Since the 1940s, the consensus opinion about Israel’s population growth, which has relied on projections by Israel’s demographic establishment, has been consistently wrong. As a result, the conventional wisdom that says Israel’s Jews are doomed to become a minority between the Jordan River and the Mediterranean has created the accepted political belief that it is incumbent upon the Jewish State to give up historic Jewish land in order to maintain a majority status for the Jewish population.
Notably, in 1948 Professor Roberto Bacchi, founder of Israel’s Central Bureau of Statistics, predicted that in 2001 Jews would be only 33% of the population west of the Jordan River. It didn’t work out that way. Instead, Jews have become an increasingly dominant majority in Israel (pre-1967 Israel and Judea and Samaria) and, to the surprise of the experts and their pessimistic expectations, Israel’s Jews continue to grow in demographic strength.
In 1948, Jews west of the Jordan River were 33% of the population, but today there are six million Jews there or 66%of the total population. The dynamics behind this Jewish majority are expected to persist into the future. In no small measure, the upward trend of Jewish fertility, registering 2.97 births per woman, is a key to this ongoing growth. While Jewish birth rates have continued to increase, Arab women have found themselves adjusting to a different social order and the number of births per woman has declined from the extremely high rates of previous generations. While this is pronounced in Israel, birth rates throughout the Arab world have been declining rapidly as well.
Aside from birth rates, there are other reasons that the actual numbers of Jews and Arabs between the Jordan and Mediterranean are distinctly different from those that are generally accepted.
First and foremost, the count is wrong. What is normally assumed to be a population of 2.5 million Arabs in Judea and Samaria is at least 700,000 people less than commonly believed; 400,000 Arabs who have been overseas for longer than a year are routinely included in most current numbers and Arabs who live in Jerusalem and carry Israeli ID cards are also counted as Arabs who live in Judea and Samaria. The double count of Jerusalem Arabs could probably be as much as 350,000. This over counting of the Arab population conveys a far different political meaning than an accurate accounting would.

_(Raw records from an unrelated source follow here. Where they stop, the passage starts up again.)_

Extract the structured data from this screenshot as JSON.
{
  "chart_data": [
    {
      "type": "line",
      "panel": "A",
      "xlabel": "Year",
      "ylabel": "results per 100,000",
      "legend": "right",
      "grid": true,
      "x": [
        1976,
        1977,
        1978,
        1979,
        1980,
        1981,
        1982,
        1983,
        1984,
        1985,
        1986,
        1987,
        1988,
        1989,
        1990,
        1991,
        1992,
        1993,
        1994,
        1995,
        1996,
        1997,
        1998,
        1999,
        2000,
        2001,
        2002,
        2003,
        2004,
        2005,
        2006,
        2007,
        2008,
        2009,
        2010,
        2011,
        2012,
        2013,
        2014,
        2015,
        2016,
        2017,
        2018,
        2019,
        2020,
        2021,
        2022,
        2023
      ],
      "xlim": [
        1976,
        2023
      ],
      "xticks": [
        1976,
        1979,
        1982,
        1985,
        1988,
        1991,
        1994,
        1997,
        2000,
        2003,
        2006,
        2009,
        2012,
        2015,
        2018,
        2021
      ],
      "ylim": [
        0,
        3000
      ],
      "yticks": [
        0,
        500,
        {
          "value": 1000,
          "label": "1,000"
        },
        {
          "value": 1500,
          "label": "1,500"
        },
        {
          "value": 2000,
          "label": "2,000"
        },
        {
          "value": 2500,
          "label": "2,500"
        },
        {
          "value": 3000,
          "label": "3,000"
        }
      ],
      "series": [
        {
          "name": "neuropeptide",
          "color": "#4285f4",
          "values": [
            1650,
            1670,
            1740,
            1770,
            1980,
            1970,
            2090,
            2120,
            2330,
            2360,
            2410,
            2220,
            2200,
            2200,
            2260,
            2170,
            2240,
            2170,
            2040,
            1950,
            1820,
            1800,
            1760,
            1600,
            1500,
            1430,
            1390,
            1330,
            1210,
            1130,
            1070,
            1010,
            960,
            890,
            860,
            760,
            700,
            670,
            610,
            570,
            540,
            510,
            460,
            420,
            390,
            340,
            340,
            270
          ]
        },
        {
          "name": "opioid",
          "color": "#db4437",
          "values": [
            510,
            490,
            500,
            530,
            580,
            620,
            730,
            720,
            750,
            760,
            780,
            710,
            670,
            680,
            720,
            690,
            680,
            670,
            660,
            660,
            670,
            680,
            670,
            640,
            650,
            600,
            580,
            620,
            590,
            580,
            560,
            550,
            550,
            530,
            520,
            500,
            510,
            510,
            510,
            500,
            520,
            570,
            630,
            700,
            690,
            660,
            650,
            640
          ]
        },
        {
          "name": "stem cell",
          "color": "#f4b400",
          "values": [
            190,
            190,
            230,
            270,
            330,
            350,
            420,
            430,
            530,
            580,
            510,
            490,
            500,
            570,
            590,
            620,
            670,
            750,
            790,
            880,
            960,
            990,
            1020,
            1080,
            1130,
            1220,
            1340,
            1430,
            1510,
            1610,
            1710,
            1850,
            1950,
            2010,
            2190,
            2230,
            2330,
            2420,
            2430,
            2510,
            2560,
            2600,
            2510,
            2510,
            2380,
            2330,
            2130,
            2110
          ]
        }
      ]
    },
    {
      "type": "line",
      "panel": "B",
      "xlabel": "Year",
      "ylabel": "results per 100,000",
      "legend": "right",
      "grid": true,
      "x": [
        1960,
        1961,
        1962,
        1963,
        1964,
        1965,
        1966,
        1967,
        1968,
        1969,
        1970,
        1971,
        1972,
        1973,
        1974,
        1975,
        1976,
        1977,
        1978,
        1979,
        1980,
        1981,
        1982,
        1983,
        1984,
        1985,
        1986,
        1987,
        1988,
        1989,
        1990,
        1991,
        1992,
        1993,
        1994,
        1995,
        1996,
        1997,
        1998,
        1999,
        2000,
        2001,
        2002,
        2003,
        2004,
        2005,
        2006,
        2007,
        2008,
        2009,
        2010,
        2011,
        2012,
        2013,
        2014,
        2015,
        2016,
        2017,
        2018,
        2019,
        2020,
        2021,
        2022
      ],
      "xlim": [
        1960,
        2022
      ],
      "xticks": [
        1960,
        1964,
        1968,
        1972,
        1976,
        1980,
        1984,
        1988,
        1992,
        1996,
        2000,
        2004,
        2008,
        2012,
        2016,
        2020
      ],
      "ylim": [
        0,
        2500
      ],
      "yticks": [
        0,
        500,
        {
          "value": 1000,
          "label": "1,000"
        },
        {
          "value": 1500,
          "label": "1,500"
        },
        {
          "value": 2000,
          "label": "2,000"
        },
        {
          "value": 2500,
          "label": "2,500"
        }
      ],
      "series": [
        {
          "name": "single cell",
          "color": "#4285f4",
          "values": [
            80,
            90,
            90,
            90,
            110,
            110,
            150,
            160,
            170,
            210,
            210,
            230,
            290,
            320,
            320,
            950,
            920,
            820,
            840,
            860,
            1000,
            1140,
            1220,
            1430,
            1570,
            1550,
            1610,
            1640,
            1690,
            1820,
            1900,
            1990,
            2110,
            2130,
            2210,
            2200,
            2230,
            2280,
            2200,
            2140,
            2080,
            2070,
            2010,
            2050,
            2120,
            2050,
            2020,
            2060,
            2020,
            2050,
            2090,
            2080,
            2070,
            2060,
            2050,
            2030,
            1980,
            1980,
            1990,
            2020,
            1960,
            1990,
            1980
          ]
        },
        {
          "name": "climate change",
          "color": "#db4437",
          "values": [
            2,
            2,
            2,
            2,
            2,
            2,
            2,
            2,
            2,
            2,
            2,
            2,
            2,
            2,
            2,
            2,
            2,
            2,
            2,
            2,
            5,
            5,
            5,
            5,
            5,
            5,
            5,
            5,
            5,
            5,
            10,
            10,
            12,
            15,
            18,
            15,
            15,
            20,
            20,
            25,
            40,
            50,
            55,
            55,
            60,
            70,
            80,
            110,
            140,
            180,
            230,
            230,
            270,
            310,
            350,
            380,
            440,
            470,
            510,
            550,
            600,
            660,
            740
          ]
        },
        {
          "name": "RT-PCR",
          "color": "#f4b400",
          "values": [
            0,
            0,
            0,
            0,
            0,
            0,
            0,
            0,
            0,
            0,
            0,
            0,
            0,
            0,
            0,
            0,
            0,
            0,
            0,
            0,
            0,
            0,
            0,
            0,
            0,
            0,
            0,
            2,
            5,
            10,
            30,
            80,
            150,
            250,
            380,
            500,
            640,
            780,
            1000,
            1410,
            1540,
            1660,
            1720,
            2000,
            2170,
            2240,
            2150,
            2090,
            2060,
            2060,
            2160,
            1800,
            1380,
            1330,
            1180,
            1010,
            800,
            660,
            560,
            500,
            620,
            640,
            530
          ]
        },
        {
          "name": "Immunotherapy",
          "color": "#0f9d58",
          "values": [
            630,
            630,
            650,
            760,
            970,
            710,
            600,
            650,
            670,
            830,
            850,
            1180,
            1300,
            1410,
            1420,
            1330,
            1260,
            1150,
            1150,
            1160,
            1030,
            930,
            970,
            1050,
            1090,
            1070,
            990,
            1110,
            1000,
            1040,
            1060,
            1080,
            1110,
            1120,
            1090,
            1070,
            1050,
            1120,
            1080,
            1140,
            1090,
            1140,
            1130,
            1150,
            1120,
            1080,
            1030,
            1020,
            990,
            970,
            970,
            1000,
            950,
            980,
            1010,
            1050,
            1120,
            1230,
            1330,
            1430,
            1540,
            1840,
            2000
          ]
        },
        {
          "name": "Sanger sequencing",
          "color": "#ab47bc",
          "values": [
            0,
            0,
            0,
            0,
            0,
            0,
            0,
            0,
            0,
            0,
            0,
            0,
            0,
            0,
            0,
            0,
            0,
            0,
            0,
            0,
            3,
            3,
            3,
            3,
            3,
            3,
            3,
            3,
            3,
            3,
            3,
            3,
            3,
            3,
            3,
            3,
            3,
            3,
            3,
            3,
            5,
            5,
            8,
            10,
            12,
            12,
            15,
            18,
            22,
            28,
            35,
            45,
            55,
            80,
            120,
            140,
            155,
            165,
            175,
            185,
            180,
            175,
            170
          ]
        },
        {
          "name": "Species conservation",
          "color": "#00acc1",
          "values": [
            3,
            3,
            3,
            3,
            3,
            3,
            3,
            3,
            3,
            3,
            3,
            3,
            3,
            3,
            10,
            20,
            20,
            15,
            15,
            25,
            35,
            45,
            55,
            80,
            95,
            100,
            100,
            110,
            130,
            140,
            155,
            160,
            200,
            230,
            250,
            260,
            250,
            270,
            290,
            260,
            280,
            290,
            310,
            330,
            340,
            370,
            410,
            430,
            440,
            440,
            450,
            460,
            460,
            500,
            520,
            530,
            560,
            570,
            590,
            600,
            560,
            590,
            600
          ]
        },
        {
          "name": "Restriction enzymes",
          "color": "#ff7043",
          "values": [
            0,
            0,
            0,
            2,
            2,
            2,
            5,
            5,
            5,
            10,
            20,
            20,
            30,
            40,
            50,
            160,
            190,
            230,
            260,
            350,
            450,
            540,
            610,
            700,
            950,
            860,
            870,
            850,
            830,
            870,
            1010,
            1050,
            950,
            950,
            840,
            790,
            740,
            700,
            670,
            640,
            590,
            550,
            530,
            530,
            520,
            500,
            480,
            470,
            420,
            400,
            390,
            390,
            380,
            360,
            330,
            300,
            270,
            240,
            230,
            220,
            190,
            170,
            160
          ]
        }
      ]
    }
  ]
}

Lastly, there is the trend of Arabs migrating from the land between the Jordan and the Mediterranean and the inflow of Jews into that same area. Out-migration of Judea and Samaria Arabs includes 16,500 leaving in 2010, 17,000 in 2009 and 17,000 in 2008. At the same time Jews continue to experience net-immigration. Periodic waves of aliya reinforce these yearly trends and are never included in official demographic projections. (Jews have experienced annual net-immigration since 1882. During the 1980’s demographers underestimated the number of Soviet Jews by 50% when over one million Russian Olim arrived)
Could there be an 80% Jewish majority in the area of the West Bank and pre-1967 Israel by 2035? Current trends in birth rates and immigration lend themselves to that conclusion, especially if future aliya is as explosive as previous ones. None of these population inflows have to be as big as the Russian migration of the 80’s and 90’s, but a projected 50,000 person inflow annually would assure this growth. Israel’s economic health and prolific creativity also do much to stem the tide of Jewish emigration from the country, a happenstance not prevalent a generation or two ago.
Anyone claiming that Jews are doomed to become a minority west of the Jordan River and that, therefore, the Jewish State must concede Jewish geography in order to secure Jewish demography, is ignoring the facts.
Yoram Ettinger is a consultant on US-Israel relations as well as the executive director of “Second Thought: A US-Israel Initiative,” and is former Minister for Congressional Affairs to Israel’s Embassy in Washington, D.C.